Join us for the QCB Seminar featuring Rong Ma, Harvard
Modern Nonlinear Embedding Methods Unpacked: Empowering Biological Discoveries with Statistical Insights
Abstract: Learning and representing low-dimensional structures from noisy, high-dimensional data is a cornerstone of modern biomedical data science. Stochastic neighbor embedding algorithms, a family of nonlinear dimensionality reduction and data visualization methods, with t-SNE and UMAP as two leading examples, have become especially influential in recent years, particularly in single-cell analysis. Yet despite their popularity, these methods remain subject to points of debate, including limited theoretical understanding, ambiguous interpretations, and sensitivity to tuning parameters.

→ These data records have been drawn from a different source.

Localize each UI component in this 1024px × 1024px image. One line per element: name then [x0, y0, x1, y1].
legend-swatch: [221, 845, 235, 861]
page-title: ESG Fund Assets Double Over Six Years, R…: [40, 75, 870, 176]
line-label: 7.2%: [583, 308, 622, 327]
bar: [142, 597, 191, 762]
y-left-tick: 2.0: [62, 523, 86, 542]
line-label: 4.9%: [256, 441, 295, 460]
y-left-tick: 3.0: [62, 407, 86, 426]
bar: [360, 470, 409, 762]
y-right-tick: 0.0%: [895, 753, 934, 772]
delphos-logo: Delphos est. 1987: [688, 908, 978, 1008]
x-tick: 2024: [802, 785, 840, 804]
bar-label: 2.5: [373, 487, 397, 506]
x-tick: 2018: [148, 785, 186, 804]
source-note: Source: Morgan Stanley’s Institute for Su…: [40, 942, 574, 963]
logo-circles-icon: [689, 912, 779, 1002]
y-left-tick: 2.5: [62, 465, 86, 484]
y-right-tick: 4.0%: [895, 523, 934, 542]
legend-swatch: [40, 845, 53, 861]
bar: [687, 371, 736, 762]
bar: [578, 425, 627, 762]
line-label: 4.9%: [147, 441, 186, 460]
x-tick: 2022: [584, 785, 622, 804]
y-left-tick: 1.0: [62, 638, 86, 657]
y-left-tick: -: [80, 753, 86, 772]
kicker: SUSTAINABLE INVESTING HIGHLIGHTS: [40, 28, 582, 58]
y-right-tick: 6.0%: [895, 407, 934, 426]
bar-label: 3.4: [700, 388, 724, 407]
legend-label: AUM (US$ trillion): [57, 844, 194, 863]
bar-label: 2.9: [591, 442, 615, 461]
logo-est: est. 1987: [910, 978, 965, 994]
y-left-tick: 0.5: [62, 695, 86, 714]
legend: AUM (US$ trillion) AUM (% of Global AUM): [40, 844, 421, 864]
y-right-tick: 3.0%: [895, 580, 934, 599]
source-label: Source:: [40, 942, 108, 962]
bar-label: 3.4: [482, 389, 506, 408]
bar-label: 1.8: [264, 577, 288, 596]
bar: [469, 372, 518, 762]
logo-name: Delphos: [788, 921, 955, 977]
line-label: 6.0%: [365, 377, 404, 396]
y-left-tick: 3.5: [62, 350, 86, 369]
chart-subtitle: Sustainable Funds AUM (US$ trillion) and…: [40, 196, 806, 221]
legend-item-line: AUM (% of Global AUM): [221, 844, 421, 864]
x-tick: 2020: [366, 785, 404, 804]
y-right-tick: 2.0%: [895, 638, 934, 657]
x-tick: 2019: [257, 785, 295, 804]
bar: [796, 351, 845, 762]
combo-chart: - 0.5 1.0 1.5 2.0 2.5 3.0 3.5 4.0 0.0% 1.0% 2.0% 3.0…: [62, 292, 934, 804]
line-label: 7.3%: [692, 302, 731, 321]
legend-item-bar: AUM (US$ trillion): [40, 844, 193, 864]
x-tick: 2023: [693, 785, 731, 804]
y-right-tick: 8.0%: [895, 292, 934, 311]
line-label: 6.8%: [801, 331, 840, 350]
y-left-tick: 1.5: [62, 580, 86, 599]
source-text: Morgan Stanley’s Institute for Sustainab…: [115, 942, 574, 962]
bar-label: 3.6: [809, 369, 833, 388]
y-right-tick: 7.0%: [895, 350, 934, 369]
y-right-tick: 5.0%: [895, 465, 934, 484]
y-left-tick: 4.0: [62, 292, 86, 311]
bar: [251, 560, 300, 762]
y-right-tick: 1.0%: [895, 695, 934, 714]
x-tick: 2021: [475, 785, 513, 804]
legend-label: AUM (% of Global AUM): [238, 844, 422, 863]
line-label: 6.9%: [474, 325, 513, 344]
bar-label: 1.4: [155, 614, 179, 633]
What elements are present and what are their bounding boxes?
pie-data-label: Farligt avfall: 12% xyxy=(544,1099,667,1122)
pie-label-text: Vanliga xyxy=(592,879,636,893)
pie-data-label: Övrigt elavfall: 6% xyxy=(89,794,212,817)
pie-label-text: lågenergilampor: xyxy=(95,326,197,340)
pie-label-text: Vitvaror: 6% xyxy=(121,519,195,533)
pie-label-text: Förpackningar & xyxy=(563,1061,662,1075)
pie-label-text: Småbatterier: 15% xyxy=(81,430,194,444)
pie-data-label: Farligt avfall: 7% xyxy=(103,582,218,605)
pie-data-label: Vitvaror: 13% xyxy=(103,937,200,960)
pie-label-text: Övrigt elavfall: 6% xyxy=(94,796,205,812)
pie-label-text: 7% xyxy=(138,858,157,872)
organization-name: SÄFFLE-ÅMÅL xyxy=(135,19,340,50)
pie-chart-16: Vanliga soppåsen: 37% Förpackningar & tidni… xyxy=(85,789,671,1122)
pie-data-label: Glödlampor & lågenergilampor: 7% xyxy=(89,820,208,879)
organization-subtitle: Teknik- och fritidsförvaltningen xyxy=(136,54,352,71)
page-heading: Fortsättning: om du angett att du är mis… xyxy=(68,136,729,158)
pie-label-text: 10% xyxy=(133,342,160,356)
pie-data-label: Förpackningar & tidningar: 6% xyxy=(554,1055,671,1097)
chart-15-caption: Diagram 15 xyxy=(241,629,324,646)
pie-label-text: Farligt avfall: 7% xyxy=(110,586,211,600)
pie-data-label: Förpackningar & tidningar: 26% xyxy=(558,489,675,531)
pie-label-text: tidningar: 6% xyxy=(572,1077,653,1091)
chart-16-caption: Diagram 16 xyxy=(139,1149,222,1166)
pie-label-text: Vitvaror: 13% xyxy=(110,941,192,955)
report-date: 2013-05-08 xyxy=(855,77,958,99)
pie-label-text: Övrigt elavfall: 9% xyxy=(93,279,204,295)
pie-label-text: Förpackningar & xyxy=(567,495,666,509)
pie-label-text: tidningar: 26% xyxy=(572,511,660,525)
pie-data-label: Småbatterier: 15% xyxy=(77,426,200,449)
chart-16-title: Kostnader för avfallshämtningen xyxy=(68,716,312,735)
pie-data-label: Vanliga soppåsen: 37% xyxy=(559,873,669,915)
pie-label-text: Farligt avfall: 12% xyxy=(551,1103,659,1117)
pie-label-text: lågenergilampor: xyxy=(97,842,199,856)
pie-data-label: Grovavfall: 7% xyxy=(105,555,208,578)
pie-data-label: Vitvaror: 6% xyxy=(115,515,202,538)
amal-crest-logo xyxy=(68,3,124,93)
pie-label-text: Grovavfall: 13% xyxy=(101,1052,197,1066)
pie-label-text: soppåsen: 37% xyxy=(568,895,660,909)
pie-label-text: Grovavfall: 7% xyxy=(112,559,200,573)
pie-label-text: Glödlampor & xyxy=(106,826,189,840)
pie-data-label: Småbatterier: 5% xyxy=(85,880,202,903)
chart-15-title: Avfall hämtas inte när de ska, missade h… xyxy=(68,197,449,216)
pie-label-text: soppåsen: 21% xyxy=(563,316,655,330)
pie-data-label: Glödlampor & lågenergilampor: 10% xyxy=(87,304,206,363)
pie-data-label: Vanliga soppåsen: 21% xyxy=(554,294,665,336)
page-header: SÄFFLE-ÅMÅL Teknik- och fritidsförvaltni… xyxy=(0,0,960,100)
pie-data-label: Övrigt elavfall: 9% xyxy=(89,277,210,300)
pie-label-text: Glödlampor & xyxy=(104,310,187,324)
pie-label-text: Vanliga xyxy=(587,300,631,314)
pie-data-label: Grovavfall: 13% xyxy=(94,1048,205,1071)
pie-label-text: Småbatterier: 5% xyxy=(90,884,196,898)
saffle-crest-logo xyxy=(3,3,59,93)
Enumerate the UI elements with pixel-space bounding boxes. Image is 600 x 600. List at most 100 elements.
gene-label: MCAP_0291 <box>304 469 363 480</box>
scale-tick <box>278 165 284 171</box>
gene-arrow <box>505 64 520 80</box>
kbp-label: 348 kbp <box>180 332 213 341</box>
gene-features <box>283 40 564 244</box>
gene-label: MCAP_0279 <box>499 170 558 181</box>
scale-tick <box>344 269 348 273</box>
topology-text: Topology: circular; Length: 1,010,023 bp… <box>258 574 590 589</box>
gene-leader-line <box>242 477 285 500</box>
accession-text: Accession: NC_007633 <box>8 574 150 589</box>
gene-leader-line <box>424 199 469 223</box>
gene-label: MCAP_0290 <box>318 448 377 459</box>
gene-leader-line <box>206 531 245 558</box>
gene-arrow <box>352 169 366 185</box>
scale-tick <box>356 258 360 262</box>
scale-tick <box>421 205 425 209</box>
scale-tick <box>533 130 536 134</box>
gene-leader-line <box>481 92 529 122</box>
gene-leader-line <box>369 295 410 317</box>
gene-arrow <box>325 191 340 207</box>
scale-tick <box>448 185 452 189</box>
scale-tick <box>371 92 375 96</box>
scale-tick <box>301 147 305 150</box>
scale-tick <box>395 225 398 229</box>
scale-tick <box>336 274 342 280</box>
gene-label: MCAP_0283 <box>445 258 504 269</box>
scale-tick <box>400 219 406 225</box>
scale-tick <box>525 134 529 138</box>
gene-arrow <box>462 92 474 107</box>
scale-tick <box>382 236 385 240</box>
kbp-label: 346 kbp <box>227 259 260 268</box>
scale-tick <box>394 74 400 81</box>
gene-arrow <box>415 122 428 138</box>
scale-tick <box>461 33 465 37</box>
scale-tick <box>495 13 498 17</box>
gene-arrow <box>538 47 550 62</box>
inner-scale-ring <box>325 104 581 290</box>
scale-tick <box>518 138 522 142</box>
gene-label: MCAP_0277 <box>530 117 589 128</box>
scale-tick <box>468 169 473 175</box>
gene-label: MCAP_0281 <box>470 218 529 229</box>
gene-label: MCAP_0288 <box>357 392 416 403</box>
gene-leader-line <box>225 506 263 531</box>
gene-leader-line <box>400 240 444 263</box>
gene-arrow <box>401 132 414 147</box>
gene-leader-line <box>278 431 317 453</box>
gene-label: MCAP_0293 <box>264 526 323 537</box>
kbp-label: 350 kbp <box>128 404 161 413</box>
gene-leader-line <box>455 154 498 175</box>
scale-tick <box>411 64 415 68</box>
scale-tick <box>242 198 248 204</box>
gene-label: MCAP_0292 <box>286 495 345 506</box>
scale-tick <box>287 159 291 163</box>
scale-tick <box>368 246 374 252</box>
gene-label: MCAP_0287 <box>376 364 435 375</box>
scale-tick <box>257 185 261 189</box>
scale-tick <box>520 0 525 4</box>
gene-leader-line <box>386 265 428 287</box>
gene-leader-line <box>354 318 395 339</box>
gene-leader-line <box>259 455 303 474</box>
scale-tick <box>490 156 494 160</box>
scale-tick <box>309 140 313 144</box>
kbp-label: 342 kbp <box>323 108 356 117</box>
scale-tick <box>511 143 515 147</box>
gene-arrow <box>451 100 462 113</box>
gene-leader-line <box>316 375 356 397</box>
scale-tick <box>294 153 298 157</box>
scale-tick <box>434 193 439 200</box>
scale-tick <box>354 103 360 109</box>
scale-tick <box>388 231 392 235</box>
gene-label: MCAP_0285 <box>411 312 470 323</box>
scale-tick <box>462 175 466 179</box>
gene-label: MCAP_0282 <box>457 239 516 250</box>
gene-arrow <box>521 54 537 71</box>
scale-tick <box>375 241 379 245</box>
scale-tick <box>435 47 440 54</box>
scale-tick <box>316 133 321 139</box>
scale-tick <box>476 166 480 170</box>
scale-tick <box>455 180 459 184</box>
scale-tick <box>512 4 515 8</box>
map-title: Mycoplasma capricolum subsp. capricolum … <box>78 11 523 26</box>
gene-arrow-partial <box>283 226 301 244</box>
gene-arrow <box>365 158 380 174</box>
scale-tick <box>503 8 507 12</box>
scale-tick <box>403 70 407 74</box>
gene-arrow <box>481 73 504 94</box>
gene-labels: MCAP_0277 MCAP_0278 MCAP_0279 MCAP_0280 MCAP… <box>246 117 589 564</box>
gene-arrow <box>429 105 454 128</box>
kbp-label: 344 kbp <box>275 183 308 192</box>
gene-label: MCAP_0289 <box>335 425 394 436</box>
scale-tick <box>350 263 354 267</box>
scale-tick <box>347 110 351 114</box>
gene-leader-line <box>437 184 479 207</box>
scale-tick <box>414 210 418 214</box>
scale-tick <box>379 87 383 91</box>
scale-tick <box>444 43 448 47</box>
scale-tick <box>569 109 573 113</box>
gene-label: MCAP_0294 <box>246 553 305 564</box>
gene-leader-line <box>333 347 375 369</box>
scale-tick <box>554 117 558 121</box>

In this talk, I will present our recent efforts to decipher, demystify, and improve these nonlinear embedding approaches. Our key results include a rigorous theoretical framework that uncovers the intrinsic mechanisms, large-sample limits, and fundamental principles underlying these algorithms; a set of theory-informed practical guidelines for their principled use in trustworthy biological discovery; and a collection of new algorithms that address current limitations and improve performance in areas such as bias reduction and stability. Throughout the talk, I will highlight how these advances not only deepen our statistical understanding but also open new avenues for biological insight.